Brotherly Love

Re: my socks & brother’s whole outfit.
Please note that this was the 70s.

My little brother and I haven’t always gotten along.

There was the time, for instance, in elementary school, when someone ripped a whole in the fabric below the top bunk bed.  My mother, having had enough of our antics of late, confronted us at breakfast.
 Who did this? she demanded.  No one leaves for school until one of you fesses up.
We scurried off to solve this fresh dilemma.  Sequestered in his bedroom, we debated what to do.  I was furious and desperate not to be late. “Tell her,” I hissed.  “Tell her you did it or we’ll be late for school.”
We tromped back into the kitchen, slowly, one after the other, and my 8-year old brother confessed.
But why, asked my mom.  Why did you do it?
I didn’t really do it, he claimed, head down.  I just don’t want to be late for school.
His recant didn’t help.  And naturally, I didn’t forgive the grievance for quite some time.
But, more often than not, we were friends.  When the movers came, as they did every three years, and packed up the boxes with our treasured belongings, it was my brother who stayed by my side.  When we climbed into the old Honda or Lincoln Convertible (sweet ride, I know!), and pointed the car north, or south, to the next military base, it was my brother giggling with me in the backseat, speculating whether the new base would have a nice swimming pool, and wondering how we’d find new friends. 
The smell of the wrapping materials and cardboard boxes stays with me; if I close my eyes, I can conjure it in seconds.  In a new place, the empty rooms echo for awhile, until bit by bit you fill them with tiny pieces of your soul, little slivers of you that say I live here now, this is my home.  The room softens.  In the midst of the Madonna posters, piles of clothes, and algebra homework I made my way towards new friends and new memories, until we moved again.
And always, my brother was with me.
He lives 1,200 miles away now, but it doesn’t really matter.  The threads are woven, the bonds are strong.  If I need him, I can count on him to be there.

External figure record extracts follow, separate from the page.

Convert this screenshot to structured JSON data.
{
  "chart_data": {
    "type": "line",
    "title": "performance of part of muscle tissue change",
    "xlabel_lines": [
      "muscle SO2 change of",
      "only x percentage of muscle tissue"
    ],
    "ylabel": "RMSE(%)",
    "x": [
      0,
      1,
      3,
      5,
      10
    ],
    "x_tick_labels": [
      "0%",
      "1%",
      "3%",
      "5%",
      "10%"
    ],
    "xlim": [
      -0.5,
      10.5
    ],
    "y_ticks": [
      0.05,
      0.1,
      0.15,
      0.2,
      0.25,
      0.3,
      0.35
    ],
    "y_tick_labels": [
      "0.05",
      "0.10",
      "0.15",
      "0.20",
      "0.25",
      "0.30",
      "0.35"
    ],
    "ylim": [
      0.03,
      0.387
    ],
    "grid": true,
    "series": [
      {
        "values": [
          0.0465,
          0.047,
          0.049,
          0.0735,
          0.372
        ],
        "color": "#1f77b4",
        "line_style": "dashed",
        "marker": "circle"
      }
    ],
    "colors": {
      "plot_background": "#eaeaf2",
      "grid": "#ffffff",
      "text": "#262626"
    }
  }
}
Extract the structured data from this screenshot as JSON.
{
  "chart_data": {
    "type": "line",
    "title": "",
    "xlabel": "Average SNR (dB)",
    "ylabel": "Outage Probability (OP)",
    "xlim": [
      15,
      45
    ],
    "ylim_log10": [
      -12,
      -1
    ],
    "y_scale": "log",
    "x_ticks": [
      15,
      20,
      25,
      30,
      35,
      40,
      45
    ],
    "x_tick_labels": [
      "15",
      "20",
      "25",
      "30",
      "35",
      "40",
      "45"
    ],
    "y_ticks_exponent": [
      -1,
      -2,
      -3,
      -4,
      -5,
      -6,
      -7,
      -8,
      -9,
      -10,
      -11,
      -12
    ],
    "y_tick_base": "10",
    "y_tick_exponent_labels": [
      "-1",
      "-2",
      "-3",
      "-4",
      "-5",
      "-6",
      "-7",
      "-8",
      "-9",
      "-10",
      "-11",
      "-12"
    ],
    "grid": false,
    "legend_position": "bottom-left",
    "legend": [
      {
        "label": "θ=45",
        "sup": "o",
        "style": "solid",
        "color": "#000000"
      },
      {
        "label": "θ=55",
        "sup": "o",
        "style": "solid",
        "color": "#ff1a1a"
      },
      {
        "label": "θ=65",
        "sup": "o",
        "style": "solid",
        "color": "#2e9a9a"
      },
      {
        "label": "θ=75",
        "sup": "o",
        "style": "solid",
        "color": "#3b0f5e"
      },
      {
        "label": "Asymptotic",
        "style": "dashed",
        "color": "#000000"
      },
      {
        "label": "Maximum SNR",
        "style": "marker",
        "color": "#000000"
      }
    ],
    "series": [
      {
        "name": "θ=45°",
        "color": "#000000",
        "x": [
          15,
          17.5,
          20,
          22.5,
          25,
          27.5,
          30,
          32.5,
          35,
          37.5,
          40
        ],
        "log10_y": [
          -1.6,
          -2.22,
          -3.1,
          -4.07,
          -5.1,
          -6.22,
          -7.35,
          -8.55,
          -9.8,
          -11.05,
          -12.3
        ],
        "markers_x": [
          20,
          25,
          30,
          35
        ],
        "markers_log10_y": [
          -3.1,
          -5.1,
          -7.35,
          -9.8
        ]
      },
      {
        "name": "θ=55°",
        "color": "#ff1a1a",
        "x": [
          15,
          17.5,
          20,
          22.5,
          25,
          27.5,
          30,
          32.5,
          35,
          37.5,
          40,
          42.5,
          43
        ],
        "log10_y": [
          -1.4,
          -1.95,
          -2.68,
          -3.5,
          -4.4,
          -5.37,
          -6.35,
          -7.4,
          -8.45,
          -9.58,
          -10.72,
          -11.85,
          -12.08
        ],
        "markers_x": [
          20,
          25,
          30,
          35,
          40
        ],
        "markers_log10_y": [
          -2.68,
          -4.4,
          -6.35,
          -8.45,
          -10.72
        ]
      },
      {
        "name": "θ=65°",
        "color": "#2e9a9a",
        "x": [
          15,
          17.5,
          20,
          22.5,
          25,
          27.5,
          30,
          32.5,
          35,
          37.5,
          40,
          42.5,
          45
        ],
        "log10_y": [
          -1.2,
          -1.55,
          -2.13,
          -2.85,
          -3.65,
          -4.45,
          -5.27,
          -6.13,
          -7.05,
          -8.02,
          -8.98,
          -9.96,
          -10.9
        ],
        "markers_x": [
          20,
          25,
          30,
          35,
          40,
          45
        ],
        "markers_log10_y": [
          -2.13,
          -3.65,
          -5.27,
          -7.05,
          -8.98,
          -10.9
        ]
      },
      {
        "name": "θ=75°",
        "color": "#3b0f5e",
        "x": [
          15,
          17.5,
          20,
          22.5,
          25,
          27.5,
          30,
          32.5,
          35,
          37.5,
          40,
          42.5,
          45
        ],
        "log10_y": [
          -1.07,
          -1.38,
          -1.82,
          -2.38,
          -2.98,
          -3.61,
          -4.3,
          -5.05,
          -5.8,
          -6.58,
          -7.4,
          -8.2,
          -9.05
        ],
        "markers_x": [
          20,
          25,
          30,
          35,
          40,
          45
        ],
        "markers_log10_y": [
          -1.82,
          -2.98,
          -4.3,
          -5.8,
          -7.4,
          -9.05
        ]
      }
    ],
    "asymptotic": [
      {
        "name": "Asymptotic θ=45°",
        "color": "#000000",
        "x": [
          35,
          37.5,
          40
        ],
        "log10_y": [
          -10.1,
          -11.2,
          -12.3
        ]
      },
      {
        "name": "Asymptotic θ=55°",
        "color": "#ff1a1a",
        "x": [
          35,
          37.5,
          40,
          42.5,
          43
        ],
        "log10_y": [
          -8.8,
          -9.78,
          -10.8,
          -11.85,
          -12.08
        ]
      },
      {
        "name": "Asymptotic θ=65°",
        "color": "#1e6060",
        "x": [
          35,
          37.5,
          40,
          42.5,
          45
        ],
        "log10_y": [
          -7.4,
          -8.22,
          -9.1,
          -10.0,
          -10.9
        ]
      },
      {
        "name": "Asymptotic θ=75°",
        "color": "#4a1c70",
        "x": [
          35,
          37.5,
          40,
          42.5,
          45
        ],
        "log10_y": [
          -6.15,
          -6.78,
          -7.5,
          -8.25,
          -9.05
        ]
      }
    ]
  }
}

What about my own boys?  If they live far away—or even nearby one another—I wonder if they will share this type of bond.  How about you?  Do you share a bond with a sibling?  Do you think your kids will?

4 thoughts on “Brotherly Love

  1. my sister and I were not close at all growing up, we were often adversaries, not speaking to each other for months at a time in early adulthood. now we are incredibly close – she is my sister, she is my friend – and I am deeply grateful for our relationship, one I never ever thought we would have.

  2. Danielle, Thanks for chiming in. This whole sibling relationship thing is so interesting to me. I'm curious about the variables and why some draw close and others push away. So glad you and your sister somehow changed your dynamic!

  3. Gees, you made me laugh and made me cry with this post. I remember those days. Wonderful they were; I still think your outfits were darling. Love you, Mom

  4. Thanks for the thoughts on moving and siblings. We recently moved and I'd like to think that my three kids feel that same sense of support with each other amid all the changes in friends, schools, houses, etc.